闵宇有些许愕然,他并没有想到玉宇竟然会问他这种问题,他不知道该如何回答只得愣在那里,而玉宇则自说自话道:“必是个美人吧。”他冷笑,转过身对着闵宇大笑道:“若不是个美人我可不要啊!”

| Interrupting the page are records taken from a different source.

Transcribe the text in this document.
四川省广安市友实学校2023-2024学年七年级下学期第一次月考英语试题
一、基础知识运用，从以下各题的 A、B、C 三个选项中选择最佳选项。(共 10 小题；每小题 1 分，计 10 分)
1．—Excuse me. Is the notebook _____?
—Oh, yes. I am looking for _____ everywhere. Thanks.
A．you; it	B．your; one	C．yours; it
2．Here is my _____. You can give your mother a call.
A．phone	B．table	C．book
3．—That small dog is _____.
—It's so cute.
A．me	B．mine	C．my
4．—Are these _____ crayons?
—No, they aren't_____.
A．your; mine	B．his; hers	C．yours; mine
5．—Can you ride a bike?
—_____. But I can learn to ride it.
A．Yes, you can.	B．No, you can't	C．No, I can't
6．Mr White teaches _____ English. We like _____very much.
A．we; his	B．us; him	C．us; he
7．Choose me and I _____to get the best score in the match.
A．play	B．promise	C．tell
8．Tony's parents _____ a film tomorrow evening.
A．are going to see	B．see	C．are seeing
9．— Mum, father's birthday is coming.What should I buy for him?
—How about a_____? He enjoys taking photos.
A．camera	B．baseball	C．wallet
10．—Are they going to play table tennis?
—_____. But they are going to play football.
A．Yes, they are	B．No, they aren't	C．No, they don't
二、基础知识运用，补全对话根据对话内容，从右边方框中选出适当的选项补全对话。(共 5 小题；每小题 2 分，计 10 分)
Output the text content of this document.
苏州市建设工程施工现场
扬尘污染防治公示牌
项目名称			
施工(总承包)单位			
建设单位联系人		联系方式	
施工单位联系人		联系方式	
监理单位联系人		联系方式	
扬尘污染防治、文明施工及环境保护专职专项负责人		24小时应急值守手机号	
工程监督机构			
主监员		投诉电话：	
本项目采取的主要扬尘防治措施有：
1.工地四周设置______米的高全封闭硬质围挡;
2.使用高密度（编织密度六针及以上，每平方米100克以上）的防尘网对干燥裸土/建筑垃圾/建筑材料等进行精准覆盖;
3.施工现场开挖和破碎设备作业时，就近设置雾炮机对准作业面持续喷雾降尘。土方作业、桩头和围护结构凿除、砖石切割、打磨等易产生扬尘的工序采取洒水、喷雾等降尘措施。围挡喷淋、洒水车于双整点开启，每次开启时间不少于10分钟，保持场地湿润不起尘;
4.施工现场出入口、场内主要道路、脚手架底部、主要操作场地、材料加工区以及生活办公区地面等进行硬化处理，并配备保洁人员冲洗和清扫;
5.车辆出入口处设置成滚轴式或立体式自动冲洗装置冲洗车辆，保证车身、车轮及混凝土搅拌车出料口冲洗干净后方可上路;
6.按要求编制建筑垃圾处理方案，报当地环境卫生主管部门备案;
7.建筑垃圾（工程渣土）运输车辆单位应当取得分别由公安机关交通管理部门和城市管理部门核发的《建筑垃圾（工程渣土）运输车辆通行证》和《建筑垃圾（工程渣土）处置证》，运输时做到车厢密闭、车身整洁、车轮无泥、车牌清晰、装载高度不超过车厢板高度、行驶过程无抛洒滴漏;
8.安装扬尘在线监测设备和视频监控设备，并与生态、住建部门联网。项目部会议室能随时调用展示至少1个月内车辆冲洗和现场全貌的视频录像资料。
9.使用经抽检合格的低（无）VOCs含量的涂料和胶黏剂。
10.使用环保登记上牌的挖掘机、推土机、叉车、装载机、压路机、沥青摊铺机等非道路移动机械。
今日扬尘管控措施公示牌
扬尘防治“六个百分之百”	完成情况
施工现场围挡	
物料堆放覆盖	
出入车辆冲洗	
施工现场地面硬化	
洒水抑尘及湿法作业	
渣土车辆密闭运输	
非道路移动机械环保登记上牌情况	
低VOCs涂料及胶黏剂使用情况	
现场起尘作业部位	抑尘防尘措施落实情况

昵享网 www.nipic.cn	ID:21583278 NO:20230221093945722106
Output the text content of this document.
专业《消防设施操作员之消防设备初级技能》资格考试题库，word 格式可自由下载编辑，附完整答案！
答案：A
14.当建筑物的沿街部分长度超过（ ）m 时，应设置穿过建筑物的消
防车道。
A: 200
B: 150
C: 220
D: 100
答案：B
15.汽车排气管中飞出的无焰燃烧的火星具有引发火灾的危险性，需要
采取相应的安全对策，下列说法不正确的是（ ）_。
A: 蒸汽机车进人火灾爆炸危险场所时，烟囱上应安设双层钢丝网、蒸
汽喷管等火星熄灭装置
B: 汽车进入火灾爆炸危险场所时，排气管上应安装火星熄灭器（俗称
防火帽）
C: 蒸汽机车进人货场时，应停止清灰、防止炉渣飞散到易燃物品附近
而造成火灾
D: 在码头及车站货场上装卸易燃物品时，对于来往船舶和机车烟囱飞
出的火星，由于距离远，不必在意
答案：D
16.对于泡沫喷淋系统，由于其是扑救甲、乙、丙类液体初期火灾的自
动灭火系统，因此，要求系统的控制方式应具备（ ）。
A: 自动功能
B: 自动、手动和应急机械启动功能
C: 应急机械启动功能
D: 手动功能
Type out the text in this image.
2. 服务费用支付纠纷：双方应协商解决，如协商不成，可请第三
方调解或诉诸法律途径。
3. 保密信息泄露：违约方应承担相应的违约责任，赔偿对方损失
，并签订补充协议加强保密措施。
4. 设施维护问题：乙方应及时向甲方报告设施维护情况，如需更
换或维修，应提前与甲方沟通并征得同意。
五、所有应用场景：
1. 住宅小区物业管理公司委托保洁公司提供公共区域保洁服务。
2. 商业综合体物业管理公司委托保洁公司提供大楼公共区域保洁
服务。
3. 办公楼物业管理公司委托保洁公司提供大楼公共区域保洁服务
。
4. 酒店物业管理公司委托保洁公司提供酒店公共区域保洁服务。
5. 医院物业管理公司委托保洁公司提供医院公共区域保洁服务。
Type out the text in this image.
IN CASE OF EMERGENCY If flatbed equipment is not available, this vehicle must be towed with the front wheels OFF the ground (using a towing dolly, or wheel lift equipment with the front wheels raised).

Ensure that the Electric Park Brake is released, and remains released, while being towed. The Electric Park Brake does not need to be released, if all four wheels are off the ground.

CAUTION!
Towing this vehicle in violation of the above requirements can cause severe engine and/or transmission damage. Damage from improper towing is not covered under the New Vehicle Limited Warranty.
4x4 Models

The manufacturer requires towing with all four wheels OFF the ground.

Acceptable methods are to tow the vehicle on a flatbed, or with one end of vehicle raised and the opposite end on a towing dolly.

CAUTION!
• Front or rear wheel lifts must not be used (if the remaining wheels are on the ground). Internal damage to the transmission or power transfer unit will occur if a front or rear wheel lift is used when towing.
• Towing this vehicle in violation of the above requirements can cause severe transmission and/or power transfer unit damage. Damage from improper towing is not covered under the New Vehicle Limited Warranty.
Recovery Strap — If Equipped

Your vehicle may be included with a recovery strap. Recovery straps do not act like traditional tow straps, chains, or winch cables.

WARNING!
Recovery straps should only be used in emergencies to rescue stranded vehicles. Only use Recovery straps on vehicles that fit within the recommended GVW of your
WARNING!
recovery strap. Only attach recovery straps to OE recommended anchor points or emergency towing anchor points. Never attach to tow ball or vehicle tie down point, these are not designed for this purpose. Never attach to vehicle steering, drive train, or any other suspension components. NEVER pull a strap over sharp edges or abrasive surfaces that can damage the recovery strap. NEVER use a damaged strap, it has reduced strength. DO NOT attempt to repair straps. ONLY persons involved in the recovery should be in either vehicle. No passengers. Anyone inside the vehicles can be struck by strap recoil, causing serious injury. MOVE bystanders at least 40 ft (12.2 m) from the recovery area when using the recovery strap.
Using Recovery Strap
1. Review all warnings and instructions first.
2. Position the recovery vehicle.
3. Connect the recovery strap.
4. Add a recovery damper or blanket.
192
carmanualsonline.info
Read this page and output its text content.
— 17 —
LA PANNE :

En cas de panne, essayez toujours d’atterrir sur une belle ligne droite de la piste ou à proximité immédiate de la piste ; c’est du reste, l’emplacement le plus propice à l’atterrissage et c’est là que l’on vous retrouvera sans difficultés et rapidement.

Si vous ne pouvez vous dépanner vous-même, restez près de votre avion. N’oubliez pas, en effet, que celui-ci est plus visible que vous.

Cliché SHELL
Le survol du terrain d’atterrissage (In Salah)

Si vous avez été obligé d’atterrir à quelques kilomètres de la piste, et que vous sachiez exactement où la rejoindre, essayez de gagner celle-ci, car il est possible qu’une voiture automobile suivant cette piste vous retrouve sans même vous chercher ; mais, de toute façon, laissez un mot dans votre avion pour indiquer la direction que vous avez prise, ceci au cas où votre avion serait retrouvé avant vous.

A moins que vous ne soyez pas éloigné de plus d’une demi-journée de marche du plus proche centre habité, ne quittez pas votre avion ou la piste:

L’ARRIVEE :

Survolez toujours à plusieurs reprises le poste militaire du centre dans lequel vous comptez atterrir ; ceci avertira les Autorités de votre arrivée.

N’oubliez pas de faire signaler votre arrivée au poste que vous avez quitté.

闵宇一时不知如何回答,只是皮笑肉不笑道:“那是,那是。”闵宇的心中突然感到害怕,对于一个绝望的人,若是他大哭大闹闹得天翻地覆倒还是好收拾,最怕的就是他对着自己绝望的事情竟然毫无反抗。这个道理闵宇是明白,所以他对于玉宇的笑既感到无解又感到害怕,但是他仍正了正容态,道:“那这……是要丫鬟帮忙还是……”
玉宇转身将装着衣服的匣子盖上,笑道:“当然是为兄自己为自己穿上便可,何须麻烦丫鬟呢。”
“但是……”闵宇明显有些许不放心,玉宇知道他的心思,便道:“二弟不必担心,一则为兄至少不会为了这一档破烂事而草草结束了性命,二则为兄也不会为了区区一桩婚事而逃跑,毕竟为兄也已经二十有五了,若再不成家就该他家看我们笑话了。”闵宇笑道:“大哥说的是,说的是。但是还是让丫鬟们帮帮忙,毕竟吉时也快到了。”闵宇诺诺得道,就像是一个惊慌过度后才明白其实一切都是自己的虚幻的人一样。
玉宇看着镜子中的自己,内着黑色袍子,外穿红色马褂,头戴金贵小帽,脚踏绣金玉鞋,闵宇进屋,看着镜子中的玉宇,不由一丝笑意浮上面庞,他道:“大哥穿这身衣服真是合适。”玉宇转过身对着闵宇道:“怎么会不合适呢?杭州丝绸,温州皮革,你再看看这金线,再加上省城温裁缝的手艺,一套下来恐怕也是价值不菲吧。这样怎会不合适呢。”
闵宇笑道:“大哥满意就好,这样也不枉费斐宇为大哥亲自试这套礼装了。”闵宇这句话是玉宇在换衣时想出来的,他知道玉宇是恨透了自己,但是自己也不能都将这种罪过承担,若是以后玉宇算起账来,也不能所有的都赖给自己,他早已为自己想了条后路,同时也要让玉宇的仇恨分散在斐宇身上。这句话却是如闵宇预料般,玉宇的笑容立即凝固了,但是他的笑意又浮上了面庞,道:“原来还有三弟的功劳啊,没想到我萧玉宇有如此大的能耐,区区一桩婚礼就让萧家二少爷三少爷忙得团团转。”玉宇话虽如此,但是心中又对这厌恶的礼装增添了一分厌恶,他想自己堂堂萧府大少爷,竟然连新郎礼服都是别人穿过的!‘试’?新郎礼服能试吗!他的仇恨一点点增添,他突然觉得自己就像是一个臭虫,乃至连一个臭虫都不如,自己大婚之日穿着别人试过的衣服,自己大婚之日娶着逝去的新娘,自己大婚之日还要强颜欢笑。
闵宇伴着他走出萧家大门,玉宇一踩马鞍,预备上马,但是不知为何,那马突然仰天一啸,前蹄跃起,玉宇招架不住,摔倒在地,闵宇忙上去扶起,玉宇用一种满腔仇恨的目光看着闵宇,闵宇有些许害怕,只是道:“不关我的事!”说完上前,托起马儿的前蹄查看,才知竟是右前蹄踩着了玻璃,由此才引起马儿的惊慌,他叫管家另牵一匹马来,管家在耳旁悄悄地对闵宇说了些什么,闵宇听完后看了看已被丫鬟们扶起了的玉宇,怒斥道:“没有了白马,就把黑马牵来!”玉宇看着这一幕,心里早已认定是闵宇让自己如此难堪,心中已认定一切都是闵宇岛的鬼就是为了让自己不得安宁!
管家听了闵宇的话,立即遣人将黑马牵来,这匹马原是在大婚时不可骑的,全身黑色的马无端让人觉得有些许晦气,况且萧家上下原先都认为只要将白马喂好了即可,便都没去好好料理黑马,如今这匹黑马毛色不仅不光泽反而有些凌乱,那饲马人原也没有想到黑马会用,也就只好在牵出去之前胡乱用马刷在马背上刷了两下,这没有增添马的英气倒是增添了滑稽效果。玉宇怒气上马,拉动马缰,几乎是吼出“驾”一字,后则领着迎亲队吹吹打打地向杨家去。